Once you drag yourself away from the CAF facilities, consider taking time to explore the rest of what the area offers. Quality Taxi serves the airfield and surrounding areas. Local motels and restaurants are a short distance down the highway, but I suggest Canyon of the Eagles Lodge for a great Hill Country experience. The lodge sits on a bluff overlooking Lake Buchanan. Rustic cabins dot the area, widely spaced around a beautifully landscaped pool and central recreation room. The lodge's restaurant features gourmet fare in a tin-topped stone building with a view of the lake. Herb and vegetable gardens planted around the property provide fresh touches to the chef's specials.

The cabins are cozy retreats with a definite rough western accent. Rooms have a bath, telephone, and air conditioning, but no television. Electronic amenities are replaced by inviting covered porches with scenic Hill Country views. Whitetail deer, armadillos, turkeys, rabbits, and coyotes might make appearances at dusk. What better setting to enjoy a book and a good cigar as evening settles across the water?

Canyon of the Eagles is operated in partnership with the Texas Parks and Wildlife Department. Conservation and respect for the local environment figured heavily into the resort's design. Exterior lighting, for example, is minimal to maintain the "dark sky" quality of the site (cabin keys come on rings with small flashlights to help navigate the pathways after dark). This arrangement couples nicely with the Canyon's telescopic observing stations and nightly star-gazing sessions. Hiking trails also abound, so visitors are seldom at a loss for something to do.
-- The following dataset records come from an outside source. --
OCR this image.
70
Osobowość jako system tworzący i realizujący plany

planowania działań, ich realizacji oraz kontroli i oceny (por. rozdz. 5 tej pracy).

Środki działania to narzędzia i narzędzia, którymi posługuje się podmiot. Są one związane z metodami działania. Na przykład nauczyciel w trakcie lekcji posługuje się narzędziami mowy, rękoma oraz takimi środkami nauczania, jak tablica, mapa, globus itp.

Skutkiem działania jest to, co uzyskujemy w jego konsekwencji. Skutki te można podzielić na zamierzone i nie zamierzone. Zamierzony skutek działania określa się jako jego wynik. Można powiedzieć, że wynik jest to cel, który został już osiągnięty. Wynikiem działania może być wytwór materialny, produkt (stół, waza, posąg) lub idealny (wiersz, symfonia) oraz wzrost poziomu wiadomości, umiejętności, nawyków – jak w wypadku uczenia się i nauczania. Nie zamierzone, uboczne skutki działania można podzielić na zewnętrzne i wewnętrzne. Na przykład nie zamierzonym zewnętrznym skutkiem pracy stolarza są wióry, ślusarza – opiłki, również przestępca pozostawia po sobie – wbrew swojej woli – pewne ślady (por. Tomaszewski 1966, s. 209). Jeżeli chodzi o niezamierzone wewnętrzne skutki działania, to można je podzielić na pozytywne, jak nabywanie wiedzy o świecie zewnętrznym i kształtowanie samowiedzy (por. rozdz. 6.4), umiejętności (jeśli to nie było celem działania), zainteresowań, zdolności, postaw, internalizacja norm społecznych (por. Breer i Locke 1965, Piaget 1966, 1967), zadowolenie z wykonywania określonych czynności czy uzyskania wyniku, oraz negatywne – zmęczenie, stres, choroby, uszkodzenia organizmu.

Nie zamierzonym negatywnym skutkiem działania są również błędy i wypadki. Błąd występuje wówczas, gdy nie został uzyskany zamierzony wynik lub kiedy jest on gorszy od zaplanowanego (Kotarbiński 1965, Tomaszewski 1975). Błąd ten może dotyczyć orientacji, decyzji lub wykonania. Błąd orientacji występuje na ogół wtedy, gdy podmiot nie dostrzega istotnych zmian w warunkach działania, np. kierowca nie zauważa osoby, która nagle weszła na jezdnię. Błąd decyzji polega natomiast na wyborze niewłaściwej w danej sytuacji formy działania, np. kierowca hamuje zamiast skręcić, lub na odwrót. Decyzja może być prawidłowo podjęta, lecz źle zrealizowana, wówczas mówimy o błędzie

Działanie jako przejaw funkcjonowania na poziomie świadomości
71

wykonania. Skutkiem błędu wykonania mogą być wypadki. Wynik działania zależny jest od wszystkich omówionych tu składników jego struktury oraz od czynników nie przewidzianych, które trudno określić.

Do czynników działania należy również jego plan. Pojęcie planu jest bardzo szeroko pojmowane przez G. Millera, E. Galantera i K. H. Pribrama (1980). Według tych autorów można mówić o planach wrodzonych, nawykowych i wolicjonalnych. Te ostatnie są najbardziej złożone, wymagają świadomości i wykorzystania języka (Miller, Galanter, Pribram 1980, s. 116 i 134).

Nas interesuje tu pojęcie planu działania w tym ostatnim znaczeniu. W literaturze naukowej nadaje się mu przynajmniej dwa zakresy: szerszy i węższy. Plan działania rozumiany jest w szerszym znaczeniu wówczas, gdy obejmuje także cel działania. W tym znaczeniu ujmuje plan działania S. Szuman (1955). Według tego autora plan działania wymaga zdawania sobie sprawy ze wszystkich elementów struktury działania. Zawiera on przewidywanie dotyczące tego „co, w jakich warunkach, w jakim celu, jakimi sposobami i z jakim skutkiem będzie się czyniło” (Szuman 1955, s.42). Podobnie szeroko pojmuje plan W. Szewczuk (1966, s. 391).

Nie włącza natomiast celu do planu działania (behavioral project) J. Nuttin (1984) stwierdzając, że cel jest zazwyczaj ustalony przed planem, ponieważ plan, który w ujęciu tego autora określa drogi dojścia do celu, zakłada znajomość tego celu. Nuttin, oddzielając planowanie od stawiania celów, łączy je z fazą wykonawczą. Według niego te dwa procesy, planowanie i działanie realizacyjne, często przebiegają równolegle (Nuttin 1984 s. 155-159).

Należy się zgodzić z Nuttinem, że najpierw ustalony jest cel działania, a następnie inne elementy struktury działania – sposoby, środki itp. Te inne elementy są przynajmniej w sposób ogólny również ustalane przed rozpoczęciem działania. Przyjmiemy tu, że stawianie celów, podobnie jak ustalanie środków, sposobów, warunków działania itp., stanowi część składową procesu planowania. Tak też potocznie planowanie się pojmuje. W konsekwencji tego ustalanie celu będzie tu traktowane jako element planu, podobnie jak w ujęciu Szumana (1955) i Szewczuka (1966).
This resort is also known for its Vanishing Texas River Cruise, which features two-hour trips up the Colorado River. The trips are popular with birders, as the upper reaches of the river are winter homes to bald- and golden eagles. Spacious cruise boats wind up the gentle curves of the river to provide unique views of the wild adjacent ranch lands. These private properties bordering the river feature steep limestone cliffs where rare aoudad sheep can be spotted clambering over seemingly impassible crevasses. Waterfalls and unexpected rock formations come into view with each bend of the river. This cruise itself is worth a flight to Burnet. Visit the Web site ( www.canyonoftheeagles.com) for more information.

Burnet Municipal Kate Craddock Field is at 1,283 feet msl and is about a mile southwest of the city. Pattern altitude is 2,288 msl; Runway 1 uses a right-hand pattern. Approaches include GPS, RNAV, NDB, and VOR/DME RNAV. Dial 122.25 for the San Angelo Flight Service Station. Unicom/CTAF for Burnet is 122.8. Weather information is available through the field's ASOS (automated surface observation system) on 119.925 or at 512/756-7277.

Be sure to check notams before flight, of course. Fort Hood, a sprawling Army training facility, is northeast of Burnet and has some associated military operations areas as well as restricted airspace over the base itself. Also, Texas aviators have become familiar with a new restricted area near Waco. The small town of Crawford is home to President Bush's ranch. These days it pays to stay current on notams and be aware of your location lest you find an F-16 off one wing with a scowling pilot at the stick.


Brad Potter, AOPA 1389876, of Aledo, Texas, is a writer and publisher and has been flying for more than four years.